In light of a global market and a rapidly increasing shortage of skilled workers in the construction industry, digitalisation plays a key role in delivering cost-competitive, sustainable and safe infrastructure projects by allowing visibility of challenges in construction and operations already during planning. However, the challenges are great. Every new infrastructure project entails new conditions, new project tasks and sometimes new partners. "A construction site is a very complex environment," explains Smesnik. It can change quickly and constantly. Especially in large infrastructure projects, premises that are often difﬁcult to access or dangerous are part of every-day business. This makes the digitalisation of construction projects a complex, often dynamic challenge.
Seen from above
One example: Whenever a road, bridge or dam is built, there is one thing that accrues in huge amounts: earth. But exactly how much of it was moved and where to plays an important role in these projects in particular. Traditionally, to answer this question accurately, numerous individual point measurements are required, which is enormously time-consuming. AFRY uses drones to simplify the process. "Camera drones use photogrammetry to map the construction site in a 3-D point cloud," explains Mathias Smesnik, a university-trained geotechnical engineer. With the data gained, the AFRY team can determine the huge masses of earth that are moved during a project. The great advantage of the aerial sensing and mapping is that many work steps can be carried out more efficiently and accurately with the help of the drone and the software, which above all saves time and money.

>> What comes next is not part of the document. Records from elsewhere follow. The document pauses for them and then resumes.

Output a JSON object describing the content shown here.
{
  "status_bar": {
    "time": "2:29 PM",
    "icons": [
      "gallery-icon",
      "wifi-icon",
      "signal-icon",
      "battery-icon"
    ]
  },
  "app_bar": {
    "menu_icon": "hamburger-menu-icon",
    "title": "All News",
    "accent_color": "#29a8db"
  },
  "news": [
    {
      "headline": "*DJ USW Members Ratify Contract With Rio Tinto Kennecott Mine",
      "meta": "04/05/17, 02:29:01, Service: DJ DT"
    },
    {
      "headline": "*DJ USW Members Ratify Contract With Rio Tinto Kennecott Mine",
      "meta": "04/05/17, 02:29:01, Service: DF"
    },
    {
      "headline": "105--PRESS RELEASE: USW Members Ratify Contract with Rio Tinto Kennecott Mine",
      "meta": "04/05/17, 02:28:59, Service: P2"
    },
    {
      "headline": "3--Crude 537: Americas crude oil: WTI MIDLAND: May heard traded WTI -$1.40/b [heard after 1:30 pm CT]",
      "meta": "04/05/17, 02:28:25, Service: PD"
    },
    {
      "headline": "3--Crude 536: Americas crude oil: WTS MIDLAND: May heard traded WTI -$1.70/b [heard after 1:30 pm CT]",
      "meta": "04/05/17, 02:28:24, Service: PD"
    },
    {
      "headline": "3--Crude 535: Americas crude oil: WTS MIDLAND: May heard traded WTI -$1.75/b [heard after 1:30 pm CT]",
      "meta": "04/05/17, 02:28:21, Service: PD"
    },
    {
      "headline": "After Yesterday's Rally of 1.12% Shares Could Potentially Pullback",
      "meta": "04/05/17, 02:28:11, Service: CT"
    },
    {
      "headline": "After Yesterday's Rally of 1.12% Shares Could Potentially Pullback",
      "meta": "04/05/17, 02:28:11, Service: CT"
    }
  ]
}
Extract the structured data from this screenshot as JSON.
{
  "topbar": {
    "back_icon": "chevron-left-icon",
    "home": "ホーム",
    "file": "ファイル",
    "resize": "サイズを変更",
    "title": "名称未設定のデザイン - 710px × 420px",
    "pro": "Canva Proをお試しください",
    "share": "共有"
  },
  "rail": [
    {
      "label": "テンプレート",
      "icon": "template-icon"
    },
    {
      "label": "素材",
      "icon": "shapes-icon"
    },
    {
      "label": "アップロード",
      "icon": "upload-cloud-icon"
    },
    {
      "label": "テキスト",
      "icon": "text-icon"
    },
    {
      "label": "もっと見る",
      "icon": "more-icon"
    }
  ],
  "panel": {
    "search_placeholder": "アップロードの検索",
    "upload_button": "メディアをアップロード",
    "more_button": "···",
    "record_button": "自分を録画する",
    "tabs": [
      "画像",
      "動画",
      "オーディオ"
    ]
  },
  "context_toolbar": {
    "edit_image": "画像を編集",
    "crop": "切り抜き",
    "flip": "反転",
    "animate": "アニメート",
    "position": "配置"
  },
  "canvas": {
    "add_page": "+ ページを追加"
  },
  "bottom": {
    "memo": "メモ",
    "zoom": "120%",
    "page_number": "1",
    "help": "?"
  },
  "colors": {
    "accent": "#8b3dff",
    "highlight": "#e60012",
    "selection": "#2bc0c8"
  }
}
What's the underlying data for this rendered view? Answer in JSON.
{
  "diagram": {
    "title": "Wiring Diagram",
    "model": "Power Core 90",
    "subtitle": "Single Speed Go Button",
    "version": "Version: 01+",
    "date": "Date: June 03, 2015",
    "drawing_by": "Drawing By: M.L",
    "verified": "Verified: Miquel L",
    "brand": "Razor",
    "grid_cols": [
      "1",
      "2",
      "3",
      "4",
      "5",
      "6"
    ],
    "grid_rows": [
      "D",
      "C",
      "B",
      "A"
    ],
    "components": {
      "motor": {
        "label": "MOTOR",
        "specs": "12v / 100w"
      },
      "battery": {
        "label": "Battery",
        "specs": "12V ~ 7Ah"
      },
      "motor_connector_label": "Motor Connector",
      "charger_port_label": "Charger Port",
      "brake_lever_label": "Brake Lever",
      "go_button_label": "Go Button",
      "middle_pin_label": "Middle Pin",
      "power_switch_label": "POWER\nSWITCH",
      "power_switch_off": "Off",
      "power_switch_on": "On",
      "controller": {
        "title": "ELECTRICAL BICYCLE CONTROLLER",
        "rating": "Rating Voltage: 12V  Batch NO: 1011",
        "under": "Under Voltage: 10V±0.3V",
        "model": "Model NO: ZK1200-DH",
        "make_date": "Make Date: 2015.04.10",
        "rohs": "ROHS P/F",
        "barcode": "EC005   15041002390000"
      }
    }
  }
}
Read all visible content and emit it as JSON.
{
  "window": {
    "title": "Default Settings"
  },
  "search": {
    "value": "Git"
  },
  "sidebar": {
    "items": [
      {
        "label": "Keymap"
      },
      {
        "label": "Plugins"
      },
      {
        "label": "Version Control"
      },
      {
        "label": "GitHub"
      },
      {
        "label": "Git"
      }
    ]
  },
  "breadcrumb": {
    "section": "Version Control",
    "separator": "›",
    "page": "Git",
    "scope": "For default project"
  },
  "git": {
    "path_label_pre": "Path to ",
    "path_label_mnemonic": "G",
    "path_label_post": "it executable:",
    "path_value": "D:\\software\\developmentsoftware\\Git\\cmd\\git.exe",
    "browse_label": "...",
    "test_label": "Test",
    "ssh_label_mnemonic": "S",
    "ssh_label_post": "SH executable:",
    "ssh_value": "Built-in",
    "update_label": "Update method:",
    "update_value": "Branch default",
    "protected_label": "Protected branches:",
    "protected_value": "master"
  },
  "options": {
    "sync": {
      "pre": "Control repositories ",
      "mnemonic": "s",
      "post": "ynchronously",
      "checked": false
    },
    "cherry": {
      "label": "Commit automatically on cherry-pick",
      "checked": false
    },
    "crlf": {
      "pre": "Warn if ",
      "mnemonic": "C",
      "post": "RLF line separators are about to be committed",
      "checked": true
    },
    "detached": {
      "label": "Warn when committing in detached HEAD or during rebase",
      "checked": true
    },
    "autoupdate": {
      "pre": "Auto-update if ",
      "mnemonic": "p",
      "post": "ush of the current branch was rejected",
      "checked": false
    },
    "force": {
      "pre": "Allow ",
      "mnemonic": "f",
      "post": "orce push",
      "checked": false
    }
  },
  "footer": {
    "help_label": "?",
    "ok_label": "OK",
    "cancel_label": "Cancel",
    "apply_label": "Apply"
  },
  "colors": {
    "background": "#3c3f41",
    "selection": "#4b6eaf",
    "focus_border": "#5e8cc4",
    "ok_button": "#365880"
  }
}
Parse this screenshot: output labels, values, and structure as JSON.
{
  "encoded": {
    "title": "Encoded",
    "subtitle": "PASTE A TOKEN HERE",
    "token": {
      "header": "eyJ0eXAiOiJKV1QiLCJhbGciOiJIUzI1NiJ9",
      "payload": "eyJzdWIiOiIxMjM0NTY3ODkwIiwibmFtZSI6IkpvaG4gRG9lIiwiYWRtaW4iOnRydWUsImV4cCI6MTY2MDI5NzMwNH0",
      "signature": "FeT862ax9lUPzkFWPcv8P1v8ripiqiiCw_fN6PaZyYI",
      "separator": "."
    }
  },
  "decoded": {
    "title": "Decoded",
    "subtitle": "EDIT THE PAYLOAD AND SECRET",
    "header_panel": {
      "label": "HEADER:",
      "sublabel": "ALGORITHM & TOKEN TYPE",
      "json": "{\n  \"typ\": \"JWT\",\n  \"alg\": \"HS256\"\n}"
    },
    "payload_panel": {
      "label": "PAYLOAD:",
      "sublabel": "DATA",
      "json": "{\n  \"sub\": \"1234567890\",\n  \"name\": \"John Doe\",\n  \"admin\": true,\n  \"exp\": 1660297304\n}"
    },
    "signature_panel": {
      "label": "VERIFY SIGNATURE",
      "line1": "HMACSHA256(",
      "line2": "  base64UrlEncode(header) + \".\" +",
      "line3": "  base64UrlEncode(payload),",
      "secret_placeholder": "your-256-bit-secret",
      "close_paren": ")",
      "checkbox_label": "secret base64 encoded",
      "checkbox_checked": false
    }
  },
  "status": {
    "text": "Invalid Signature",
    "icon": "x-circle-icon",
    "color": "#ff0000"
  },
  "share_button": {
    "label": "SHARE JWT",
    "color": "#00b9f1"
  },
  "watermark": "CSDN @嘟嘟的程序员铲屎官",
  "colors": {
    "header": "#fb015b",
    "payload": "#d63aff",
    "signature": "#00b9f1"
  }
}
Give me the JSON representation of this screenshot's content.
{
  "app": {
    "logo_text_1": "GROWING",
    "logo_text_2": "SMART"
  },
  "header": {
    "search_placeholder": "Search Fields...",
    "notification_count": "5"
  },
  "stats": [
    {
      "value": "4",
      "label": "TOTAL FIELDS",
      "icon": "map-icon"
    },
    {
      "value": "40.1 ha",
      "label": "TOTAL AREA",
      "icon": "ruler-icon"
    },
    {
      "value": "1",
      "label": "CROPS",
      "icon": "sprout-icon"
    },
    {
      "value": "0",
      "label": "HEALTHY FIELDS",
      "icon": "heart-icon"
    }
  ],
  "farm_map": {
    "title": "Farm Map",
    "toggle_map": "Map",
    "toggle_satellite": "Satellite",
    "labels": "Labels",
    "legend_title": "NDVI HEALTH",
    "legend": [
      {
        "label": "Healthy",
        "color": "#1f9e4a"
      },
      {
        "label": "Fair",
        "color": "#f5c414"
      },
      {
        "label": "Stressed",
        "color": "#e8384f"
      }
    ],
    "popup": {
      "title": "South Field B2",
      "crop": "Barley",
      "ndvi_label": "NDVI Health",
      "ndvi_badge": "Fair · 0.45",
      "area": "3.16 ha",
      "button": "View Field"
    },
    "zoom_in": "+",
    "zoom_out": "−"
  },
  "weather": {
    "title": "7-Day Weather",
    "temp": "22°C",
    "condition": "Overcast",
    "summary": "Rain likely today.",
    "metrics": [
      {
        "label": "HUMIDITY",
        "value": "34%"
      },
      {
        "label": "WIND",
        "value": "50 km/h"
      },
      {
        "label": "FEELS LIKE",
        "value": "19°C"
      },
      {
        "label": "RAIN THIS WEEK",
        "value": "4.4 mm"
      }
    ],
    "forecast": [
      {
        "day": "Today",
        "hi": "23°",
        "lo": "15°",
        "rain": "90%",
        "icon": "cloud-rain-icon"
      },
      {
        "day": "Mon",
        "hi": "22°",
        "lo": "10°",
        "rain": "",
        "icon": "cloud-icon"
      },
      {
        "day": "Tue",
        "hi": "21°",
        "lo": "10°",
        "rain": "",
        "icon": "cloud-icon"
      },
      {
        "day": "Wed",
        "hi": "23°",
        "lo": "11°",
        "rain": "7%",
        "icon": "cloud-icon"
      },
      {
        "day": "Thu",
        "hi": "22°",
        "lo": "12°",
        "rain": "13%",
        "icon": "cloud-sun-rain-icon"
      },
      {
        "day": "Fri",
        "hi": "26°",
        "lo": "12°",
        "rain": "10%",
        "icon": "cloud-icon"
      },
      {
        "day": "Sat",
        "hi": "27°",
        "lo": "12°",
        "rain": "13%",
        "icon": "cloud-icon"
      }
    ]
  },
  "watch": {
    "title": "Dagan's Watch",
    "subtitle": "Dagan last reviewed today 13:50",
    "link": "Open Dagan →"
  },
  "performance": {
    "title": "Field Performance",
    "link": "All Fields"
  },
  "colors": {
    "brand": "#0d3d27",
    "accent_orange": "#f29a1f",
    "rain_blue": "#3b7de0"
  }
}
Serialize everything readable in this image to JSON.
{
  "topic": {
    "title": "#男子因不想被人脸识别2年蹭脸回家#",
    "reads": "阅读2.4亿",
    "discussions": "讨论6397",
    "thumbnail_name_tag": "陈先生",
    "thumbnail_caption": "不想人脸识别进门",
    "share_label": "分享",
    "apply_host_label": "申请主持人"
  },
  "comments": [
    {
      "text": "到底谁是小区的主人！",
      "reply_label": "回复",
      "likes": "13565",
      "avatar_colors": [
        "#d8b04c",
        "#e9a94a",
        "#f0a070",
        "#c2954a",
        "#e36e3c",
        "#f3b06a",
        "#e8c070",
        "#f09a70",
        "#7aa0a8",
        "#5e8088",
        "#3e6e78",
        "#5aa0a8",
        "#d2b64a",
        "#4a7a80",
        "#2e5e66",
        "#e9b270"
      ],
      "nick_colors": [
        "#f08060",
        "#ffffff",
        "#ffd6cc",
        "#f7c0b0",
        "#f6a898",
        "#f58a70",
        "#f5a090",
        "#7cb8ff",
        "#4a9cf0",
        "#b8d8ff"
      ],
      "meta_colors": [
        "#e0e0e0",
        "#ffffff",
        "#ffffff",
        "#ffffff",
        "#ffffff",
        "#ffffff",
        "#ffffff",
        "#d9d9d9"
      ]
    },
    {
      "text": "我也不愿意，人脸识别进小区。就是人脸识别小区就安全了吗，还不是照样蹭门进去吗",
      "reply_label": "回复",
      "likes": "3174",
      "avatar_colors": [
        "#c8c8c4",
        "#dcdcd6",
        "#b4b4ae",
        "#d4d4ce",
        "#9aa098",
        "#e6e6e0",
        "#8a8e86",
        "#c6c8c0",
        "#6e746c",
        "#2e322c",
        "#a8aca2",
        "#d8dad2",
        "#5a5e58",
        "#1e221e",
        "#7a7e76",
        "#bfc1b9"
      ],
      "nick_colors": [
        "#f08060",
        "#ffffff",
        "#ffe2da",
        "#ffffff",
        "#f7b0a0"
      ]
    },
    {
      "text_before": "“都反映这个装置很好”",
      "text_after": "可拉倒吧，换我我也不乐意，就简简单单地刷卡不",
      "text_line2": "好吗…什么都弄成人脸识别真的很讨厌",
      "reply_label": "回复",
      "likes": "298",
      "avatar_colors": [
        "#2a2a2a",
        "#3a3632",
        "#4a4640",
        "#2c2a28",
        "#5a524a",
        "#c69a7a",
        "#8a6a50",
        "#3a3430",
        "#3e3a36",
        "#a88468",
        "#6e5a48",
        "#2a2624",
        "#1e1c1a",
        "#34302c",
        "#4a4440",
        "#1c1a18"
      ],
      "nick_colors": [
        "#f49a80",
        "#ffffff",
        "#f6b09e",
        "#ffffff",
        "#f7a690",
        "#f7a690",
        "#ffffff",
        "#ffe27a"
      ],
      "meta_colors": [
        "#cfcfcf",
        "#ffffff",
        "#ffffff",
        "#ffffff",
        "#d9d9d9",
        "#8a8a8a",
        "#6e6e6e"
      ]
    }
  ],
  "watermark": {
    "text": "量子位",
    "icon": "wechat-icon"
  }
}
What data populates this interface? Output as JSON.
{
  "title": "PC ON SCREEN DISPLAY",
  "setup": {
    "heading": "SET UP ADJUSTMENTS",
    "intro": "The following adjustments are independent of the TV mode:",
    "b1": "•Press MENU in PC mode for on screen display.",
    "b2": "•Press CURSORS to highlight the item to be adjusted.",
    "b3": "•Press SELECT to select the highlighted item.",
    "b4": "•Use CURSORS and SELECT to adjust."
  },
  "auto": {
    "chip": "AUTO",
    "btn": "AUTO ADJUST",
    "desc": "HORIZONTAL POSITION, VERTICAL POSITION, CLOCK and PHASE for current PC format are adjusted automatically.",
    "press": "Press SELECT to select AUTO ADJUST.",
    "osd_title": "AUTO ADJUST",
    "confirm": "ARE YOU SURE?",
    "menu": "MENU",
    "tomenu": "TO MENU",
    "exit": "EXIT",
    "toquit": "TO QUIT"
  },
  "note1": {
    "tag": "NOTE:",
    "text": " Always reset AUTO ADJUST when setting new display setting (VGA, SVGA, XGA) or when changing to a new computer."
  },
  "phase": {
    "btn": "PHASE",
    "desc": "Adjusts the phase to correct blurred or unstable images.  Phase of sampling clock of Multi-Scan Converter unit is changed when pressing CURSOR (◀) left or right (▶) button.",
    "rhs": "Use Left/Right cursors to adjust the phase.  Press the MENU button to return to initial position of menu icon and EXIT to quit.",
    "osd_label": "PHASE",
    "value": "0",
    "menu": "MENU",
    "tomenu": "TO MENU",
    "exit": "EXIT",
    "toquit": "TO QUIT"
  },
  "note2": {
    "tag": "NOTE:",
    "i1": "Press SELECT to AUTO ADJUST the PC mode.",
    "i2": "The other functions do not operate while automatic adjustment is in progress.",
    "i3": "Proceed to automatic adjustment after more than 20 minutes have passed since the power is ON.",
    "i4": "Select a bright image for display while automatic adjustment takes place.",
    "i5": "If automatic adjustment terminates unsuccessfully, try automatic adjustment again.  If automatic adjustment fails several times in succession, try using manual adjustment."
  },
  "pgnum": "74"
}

As with all advanced digitalisation processes, products develop their full potential through the combination of different technologies. This is what Mathias Smesnik and his team are researching. "Currently we are developing an AI-based software that uses machine learning to provide accurate data on rock-mass characteristics," Smesnik says. The software, driven by a team of AFRY Geologists, Geotechnical Engineers and Scientists, already delivers reliable data and increases safety at work.
Hydropower in numbers
The planning, construction and operational management of hydropower plants is another example that shows how digitalisation can contribute to greater sustainability and safety. "In early project phases, it is important to identify challenges in the construction and operation of the plant and to take them into account even in the planning," explains Mathias Smesnik. This process is facilitated, for example, by the "Hydro Decision Support System" software that has also been developed especially by AFRY.
It can be used to optimise projects in terms of water and energy management (location, reservoir size, installed capacity etc.), while also taking into account the effects of climate change and other changes in the catchment area. The simulation model, which also uses AI-based optimisation algorithms, can subsequently also be used in operation to create inflow forecasts and optimise generation and power plant use in real time.
Once the preliminary planning or the early project phases have been completed, the implementation planning begins with the help of various digital approaches. The planning of hydropower plants in particular requires the joint cooperation of many trades. In order to handle the planning as efficiently as possible, the BIM method is used here. BIM stands for "Building Information Modelling" and offers advantages especially for the planning of complex structures. The BIM software is used to model, combine and capture the relevant building data so that architects, engineers, operators and maintenance technicians can access it at all stages of construction and operation.
The digital twin
In the planning phase of a project, a "digital twin" is created on which various planners and designers work simultaneously. This is not only about a 3D image, but also about enabling the linking of planning, execution and operational management through the storage of data within the image. In hydropower projects, AFRY uses digital twins and machine-learning algorithms for optimising water and energy management and defining the most suitable hydropower plant configuration.
Once the hydropower plant is in operation, the digital twin can be used to optimise power generation, water management and the power plant use in real time. "In order to further optimise projects in terms of costs, time, quality, safety and sustainability," says Mathias Smesnik, "our experts are working on further linking and implementing the methods of BIM and lean construction management which represents an integral approach to planning, design and execution."
At the forefront
As a result of the rising energy demands, many existing power plants worldwide are in need of rehabilitation and upgrading to increase energy efﬁciency, reliability and ﬂexibility. For a continuous, economical operation of these plants, AFRY provides its clients with complete renewal concepts and investment planning, and with the renovation of civil works, penstocks, the optimisation of turbines and of the electro-mechanical equipment.
"The increasing need for clean energy through the greater use of hydropower is a socio-political necessity today," says Smesnik. "We are here to make it happen."